This article first appeared on TechCrunch, GamesIndustry.biz, Gamasutra and VentureBeat on 28th February and 1st March 2012.
Digi-Capital has just published its Global Games Investment Review 2012, and the free Executive Summary is available here. The complete 102 page review and individual sector reviews (mobile/tablet, social/casual, MMO, console, middleware and advertising) are available here.
Online/mobile games are forecast to grow the total video games software market in the 2015 financial year to $82 billion and take 50 per cent revenue share at $41 billion (14% CAGR 11F-15F). The acceleration in games investment and M&A also looks set to continue, driven both by underlying growth and fragmentation. However we see the big story as Social Games 1.0 M&A in 2012 – exit or consolidate (or you might miss the boat).
Games investment and M&A more than doubled in 2011
Games private placements grew value by 96 per cent to $2 billion, volume by 67 per cent to 152 transactions, and average fundraising round size by 17 per cent to $13 million. Together with Zynga ($1bn+) and Nexon ($1.2bn) IPOs, games investment value nearly quadrupled in 2011. Games M&A grew value by 160 per cent to $3.4bn, volume by 88 per cent to 113 transactions, and average transaction size by 38 per cent to $30.4 million.
From a sector perspective, games private placement and M&A activity in 2011 were led by social, mobile, MMO and middleware.
*See full Review and Sector analyses for detailed private placements, M&A, and public company valuations. Note: Funds raised/transaction value only includes disclosed or estimated amounts, including announced earn outs where applicable. + As at 13 February 2012 ** Excludes Tencent’s $760M fund announced in January 2011
Social Games 1.0 M&A in 2012 – exit or consolidate (or you might miss the boat)

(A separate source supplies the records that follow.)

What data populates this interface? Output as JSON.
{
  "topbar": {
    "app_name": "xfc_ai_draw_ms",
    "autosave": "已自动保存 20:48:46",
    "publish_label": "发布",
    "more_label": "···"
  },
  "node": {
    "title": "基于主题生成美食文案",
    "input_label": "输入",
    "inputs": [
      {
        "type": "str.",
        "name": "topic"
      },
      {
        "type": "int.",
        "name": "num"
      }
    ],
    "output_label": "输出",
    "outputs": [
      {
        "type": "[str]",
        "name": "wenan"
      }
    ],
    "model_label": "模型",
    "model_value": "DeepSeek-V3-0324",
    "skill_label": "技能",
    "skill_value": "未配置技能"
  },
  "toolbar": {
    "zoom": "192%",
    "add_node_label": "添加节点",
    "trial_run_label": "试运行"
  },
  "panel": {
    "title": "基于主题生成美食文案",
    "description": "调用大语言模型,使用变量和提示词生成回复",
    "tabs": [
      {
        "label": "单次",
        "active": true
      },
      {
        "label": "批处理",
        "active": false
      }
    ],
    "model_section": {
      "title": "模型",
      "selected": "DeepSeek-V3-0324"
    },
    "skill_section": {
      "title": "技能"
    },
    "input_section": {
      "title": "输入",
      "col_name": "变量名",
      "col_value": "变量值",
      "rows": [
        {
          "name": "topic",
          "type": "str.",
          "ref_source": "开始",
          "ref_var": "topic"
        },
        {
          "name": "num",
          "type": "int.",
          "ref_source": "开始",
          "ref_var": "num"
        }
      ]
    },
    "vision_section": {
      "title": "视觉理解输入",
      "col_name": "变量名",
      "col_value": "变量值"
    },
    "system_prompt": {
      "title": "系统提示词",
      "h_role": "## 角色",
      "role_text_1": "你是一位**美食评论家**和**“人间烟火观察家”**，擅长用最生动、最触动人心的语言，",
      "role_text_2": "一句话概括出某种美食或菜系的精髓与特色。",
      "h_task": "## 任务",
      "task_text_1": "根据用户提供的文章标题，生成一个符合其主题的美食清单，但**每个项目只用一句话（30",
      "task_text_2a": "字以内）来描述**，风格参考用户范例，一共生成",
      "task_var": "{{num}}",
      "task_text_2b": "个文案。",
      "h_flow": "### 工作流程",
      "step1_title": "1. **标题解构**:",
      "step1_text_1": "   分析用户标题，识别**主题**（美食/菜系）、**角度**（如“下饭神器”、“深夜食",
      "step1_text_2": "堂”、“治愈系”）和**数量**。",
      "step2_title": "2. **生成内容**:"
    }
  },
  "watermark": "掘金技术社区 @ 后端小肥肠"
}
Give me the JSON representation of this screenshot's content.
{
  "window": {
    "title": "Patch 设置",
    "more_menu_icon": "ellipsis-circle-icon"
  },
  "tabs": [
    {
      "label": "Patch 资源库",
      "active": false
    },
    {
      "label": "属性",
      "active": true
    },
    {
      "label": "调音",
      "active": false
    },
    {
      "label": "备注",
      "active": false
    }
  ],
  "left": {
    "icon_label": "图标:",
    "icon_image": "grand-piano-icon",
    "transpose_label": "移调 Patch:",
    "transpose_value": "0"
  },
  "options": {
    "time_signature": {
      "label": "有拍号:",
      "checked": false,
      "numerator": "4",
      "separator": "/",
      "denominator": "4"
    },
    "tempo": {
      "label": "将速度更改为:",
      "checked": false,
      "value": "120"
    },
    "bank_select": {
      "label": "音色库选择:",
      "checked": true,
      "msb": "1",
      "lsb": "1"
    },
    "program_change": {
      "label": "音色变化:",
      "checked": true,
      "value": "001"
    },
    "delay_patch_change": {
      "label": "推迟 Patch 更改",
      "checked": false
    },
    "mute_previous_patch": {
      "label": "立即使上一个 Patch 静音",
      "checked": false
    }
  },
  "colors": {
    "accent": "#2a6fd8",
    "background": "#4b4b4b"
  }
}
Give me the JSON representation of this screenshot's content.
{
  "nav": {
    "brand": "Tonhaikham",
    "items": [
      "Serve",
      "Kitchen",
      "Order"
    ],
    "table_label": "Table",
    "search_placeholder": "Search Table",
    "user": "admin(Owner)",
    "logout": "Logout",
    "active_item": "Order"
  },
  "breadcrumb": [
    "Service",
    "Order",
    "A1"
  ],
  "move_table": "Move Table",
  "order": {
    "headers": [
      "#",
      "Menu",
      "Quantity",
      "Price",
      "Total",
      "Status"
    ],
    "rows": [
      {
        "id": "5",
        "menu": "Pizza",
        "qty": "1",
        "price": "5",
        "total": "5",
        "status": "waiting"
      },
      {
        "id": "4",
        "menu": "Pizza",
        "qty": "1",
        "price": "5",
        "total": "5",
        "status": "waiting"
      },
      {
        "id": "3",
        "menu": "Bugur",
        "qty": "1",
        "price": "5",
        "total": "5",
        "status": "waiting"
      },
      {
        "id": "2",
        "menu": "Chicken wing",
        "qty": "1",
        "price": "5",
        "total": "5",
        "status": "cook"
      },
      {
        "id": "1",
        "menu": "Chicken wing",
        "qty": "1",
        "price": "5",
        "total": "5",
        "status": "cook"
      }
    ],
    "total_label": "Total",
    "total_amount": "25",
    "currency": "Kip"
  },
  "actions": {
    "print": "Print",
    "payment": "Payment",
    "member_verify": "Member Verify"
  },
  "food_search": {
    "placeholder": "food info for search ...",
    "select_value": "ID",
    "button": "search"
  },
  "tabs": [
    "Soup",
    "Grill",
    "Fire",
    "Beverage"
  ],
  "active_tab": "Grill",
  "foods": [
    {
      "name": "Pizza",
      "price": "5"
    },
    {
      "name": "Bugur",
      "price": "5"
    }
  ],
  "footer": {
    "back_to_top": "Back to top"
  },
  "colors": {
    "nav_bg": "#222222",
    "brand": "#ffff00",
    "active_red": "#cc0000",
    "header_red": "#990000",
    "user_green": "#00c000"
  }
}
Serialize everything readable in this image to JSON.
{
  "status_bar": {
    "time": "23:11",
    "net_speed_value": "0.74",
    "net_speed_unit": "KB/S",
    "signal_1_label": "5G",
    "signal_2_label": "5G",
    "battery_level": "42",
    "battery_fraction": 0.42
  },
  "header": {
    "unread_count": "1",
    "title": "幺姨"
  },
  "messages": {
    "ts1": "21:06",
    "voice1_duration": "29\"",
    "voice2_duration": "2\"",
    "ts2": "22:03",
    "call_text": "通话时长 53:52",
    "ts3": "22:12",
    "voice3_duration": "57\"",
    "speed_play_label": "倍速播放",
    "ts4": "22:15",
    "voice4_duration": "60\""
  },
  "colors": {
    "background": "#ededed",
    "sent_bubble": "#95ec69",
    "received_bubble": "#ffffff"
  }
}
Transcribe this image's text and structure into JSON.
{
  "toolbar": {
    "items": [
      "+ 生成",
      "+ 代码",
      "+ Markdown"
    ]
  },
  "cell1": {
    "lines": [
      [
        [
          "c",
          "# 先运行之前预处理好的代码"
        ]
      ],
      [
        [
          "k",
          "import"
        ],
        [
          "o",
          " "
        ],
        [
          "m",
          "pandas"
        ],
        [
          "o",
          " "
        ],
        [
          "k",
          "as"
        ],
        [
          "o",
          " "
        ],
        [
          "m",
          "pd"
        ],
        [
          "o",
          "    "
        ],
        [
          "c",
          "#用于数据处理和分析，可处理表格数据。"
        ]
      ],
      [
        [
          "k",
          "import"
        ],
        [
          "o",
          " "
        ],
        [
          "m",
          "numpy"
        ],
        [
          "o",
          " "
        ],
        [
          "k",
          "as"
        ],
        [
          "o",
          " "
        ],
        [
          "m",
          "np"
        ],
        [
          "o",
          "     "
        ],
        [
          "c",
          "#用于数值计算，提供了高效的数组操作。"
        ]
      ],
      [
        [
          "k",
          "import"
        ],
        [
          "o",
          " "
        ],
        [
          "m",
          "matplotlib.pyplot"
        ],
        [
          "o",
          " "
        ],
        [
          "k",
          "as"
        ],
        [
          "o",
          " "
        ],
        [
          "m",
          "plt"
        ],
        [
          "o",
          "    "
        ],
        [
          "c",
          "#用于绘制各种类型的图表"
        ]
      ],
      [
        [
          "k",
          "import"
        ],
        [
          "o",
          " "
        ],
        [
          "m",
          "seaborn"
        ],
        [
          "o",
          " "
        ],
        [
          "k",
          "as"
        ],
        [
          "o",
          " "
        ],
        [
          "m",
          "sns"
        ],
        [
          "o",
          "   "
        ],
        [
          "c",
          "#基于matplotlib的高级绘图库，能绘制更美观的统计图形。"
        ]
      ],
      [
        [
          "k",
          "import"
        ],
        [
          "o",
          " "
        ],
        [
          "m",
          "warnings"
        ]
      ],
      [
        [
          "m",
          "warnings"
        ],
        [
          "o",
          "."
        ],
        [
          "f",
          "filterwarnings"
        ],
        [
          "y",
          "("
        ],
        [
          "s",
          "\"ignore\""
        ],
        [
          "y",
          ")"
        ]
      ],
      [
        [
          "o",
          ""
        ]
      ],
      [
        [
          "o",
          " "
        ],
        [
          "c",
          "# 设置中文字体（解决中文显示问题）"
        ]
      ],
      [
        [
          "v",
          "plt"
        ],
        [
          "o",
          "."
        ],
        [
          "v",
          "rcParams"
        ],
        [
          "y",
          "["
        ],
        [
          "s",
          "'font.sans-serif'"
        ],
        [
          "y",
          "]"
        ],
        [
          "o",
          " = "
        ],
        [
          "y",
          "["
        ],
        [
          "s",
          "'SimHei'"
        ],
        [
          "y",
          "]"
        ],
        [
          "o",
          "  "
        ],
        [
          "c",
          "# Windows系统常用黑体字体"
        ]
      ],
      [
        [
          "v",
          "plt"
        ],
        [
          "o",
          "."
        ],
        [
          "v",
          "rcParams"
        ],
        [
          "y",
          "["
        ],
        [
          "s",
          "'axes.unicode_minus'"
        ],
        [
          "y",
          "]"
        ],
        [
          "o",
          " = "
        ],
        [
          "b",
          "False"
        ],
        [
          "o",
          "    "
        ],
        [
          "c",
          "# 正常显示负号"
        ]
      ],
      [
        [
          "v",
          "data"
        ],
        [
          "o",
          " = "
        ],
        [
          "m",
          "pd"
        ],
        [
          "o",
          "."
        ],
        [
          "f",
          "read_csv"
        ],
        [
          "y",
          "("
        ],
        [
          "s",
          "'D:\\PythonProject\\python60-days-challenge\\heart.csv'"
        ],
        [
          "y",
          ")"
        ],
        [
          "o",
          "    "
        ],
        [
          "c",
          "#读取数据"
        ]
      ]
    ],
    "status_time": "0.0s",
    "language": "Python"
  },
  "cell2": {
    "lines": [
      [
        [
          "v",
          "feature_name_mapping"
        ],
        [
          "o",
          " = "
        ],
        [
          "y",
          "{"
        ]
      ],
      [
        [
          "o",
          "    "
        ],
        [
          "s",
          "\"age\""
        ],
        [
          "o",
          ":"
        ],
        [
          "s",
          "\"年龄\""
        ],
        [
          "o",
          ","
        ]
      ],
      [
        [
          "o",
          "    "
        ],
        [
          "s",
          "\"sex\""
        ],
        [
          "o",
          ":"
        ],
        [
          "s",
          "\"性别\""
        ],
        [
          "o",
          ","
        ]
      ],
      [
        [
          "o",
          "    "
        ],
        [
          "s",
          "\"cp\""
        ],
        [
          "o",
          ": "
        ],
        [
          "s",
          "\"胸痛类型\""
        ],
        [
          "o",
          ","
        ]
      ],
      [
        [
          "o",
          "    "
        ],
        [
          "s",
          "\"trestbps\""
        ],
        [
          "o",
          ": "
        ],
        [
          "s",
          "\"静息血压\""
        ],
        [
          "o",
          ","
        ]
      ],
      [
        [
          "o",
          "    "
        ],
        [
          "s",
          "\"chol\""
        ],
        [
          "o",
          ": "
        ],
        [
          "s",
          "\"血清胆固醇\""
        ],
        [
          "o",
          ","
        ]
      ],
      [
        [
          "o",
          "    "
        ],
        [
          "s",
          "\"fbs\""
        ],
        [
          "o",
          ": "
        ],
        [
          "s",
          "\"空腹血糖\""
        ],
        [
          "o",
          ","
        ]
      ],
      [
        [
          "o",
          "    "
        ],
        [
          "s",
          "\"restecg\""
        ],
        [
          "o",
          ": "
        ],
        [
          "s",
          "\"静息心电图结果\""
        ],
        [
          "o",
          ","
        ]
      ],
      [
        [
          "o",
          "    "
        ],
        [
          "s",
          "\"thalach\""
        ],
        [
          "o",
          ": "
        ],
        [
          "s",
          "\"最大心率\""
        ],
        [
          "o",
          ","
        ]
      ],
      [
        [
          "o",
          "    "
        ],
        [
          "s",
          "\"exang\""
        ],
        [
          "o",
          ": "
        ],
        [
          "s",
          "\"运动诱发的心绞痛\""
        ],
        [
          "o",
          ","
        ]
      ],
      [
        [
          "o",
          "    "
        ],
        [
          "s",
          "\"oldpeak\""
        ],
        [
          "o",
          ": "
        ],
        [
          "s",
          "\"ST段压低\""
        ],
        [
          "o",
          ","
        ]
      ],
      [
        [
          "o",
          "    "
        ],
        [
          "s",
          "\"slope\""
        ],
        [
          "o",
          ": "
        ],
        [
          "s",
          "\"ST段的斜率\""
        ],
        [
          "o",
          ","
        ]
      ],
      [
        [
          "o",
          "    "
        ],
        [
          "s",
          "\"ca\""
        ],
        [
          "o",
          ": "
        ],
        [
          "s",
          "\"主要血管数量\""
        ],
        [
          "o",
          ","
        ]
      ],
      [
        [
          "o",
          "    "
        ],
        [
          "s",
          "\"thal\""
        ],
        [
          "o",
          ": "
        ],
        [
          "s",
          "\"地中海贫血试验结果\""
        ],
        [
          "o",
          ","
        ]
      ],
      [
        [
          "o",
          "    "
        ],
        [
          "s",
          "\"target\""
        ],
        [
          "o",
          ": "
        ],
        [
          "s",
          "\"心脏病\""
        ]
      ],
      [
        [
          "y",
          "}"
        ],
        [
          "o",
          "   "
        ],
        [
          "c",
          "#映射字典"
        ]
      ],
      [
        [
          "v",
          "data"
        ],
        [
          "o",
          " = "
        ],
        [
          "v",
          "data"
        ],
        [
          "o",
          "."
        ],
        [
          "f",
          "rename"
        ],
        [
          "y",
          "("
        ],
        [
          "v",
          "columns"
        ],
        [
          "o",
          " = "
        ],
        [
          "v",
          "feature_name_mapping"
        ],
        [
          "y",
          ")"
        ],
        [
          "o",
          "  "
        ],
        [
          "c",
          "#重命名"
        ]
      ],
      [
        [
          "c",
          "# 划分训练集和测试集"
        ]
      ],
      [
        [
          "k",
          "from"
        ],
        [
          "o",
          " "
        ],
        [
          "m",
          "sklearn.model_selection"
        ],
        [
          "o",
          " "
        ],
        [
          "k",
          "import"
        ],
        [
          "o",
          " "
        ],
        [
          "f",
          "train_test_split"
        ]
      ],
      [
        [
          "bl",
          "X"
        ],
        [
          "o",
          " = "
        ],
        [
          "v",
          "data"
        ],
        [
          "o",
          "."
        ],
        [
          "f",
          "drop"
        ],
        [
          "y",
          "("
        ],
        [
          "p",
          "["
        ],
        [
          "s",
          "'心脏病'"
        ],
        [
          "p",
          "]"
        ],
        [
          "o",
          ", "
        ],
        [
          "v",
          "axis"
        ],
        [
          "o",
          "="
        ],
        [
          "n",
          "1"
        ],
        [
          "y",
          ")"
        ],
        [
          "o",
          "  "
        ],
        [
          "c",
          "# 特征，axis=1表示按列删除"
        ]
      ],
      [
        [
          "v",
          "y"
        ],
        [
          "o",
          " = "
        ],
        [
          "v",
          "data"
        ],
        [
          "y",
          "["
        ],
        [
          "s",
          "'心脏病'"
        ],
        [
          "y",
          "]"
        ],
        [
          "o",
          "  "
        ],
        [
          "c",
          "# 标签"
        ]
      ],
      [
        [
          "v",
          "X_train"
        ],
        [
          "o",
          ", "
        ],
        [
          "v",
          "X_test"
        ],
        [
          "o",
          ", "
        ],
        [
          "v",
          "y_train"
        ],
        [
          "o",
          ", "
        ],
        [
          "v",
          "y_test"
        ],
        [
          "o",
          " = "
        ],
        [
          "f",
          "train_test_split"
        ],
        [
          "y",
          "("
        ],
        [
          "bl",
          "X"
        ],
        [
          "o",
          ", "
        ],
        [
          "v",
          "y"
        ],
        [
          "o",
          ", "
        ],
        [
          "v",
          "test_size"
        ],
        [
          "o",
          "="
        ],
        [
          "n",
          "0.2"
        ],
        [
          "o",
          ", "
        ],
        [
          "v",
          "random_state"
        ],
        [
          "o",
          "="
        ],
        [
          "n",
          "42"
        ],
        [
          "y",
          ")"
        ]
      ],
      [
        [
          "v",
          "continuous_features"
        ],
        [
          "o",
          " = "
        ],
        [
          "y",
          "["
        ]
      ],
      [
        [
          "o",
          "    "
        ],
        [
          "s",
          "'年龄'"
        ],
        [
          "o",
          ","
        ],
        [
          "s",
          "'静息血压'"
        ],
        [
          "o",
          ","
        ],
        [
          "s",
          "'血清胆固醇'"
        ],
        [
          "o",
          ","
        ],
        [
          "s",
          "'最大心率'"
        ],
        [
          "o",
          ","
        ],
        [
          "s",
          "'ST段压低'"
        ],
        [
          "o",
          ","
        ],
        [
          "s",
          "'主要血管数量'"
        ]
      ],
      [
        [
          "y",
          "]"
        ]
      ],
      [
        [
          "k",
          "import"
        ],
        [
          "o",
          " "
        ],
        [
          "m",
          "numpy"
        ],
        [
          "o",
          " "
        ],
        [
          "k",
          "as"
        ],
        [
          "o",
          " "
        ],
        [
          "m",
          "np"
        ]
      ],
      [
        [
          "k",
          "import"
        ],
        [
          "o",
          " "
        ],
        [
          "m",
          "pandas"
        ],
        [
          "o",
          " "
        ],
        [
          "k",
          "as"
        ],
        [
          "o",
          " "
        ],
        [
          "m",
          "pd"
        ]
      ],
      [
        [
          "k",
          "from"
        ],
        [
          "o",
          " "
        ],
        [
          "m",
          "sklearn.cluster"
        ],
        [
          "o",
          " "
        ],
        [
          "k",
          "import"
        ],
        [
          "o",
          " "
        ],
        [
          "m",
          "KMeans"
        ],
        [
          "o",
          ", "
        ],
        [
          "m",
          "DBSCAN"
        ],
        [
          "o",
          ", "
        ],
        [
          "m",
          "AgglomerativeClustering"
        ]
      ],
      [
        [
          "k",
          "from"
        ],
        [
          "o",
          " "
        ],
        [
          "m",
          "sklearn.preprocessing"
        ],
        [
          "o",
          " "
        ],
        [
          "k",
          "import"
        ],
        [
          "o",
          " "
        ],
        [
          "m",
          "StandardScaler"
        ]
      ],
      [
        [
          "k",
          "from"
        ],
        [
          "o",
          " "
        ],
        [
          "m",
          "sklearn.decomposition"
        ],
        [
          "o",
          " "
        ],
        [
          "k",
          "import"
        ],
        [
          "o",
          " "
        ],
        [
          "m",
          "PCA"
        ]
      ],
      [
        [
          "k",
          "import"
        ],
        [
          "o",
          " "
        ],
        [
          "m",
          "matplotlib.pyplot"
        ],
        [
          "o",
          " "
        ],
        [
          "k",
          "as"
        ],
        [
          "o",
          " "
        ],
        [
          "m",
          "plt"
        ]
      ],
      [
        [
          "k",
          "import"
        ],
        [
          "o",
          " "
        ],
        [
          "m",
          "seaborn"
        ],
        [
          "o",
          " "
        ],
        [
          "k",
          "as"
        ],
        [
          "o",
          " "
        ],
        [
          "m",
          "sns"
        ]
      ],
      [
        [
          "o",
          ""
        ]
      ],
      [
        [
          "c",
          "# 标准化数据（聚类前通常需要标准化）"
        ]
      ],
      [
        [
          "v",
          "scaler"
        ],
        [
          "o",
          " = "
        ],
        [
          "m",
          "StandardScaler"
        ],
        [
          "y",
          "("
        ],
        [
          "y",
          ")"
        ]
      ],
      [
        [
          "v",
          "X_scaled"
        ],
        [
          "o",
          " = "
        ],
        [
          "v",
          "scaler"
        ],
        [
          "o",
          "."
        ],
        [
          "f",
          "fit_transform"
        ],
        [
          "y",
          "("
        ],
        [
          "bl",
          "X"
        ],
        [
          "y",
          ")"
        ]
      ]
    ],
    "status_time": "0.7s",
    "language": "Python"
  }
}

Social/casual games dominated investment and M&A in 2011 (57 per cent of private placement value, 45 per cent of M&A value). The Zynga IPO may be the high water mark for Social Games 1.0, as it becomes harder to keep social games social (i.e. user acquisition and retention). Our detailed analysis of total games portfolio DAU (Daily Active Users) and average individual game DAU (see in the Social/Casual Games section of the full Review) shows some (e.g. Wooga, King), but not all competitors delivering in a crowded market. Current sector dynamics and the dealflow we’re seeing indicates 2012 could be the year for Social Games 1.0 consolidating M&A.
Social-mobile and cross-platform are the next battlegrounds for games investment and M&A
Mobile/tablet games were second in transaction volume (30 per cent private placement, 27 per cent M&A) but not value (16 per cent private placement, 4 per cent M&A) in 2011 as this is an early stage market. DeNA (2011 >$1.4bn revenue at 50 per cent operating margin) and Gree (12 months to December 2011 >$1.4bn revenue at 46 per cent operating margin) show what investment in social-mobile games can deliver. Not surprisingly, we see mobile/tablet, social-mobile and cross-platform (iOS/Android/social network) games companies attracting serious interest from both investors and acquirers this year.
MMO games were second (31 per cent) in M&A value due to large scale transactions, but only fourth (8 per cent) in private placement value in 2011 due to investment risk profile. Nexon (>$1.1B revenue at 58 per cent EBITDA margin in 2011) shows why the MMO market is moving towards free-to-play. We see consolidating M&A and investment opportunities through 2012 due to continued MMO market transition and growth.
Asian consolidating M&A and investment hold great promise, but local knowledge and relationship gaps remain
The strong Chinese, Japanese and South Korean games companies we work with are actively looking for Western M&A and investments, but local knowledge and relationship gaps remain. Similarly the western games companies we work with are looking for strong Chinese, Japanese and South Korean partners, but face the opposite side of the same challenge. By bridging relationships and different business/investment cultures, we see this becoming one of the dominant axes for games M&A and investment.
Console giants must accelerate pivot to online/mobile
Electronic Arts has led the way with blockbuster M&A of PopCap and Playfish, yielding synergies with The Sims Social. We think that the other cash generative console/MMO publishers still have a window of opportunity for online/mobile investments and M&A, before it becomes too late to change.
Middleware is the dark horse generating significant investment and M&A
Games Middleware was third by value in both private placements (18 per cent) and M&A (16 per cent) in 2011, despite being lower profile than consumer games sectors. High profile M&A from non-traditional sources such as Visa’s acquisition of PlaySpan for $190 million shows the potential for middleware investors/management. We think that accelerating M&A and investment in online/mobile middleware should continue to be driven by growth in underlying online/mobile games markets.
So 2012 is shaping up to be a pretty interesting year for games investment and M&A.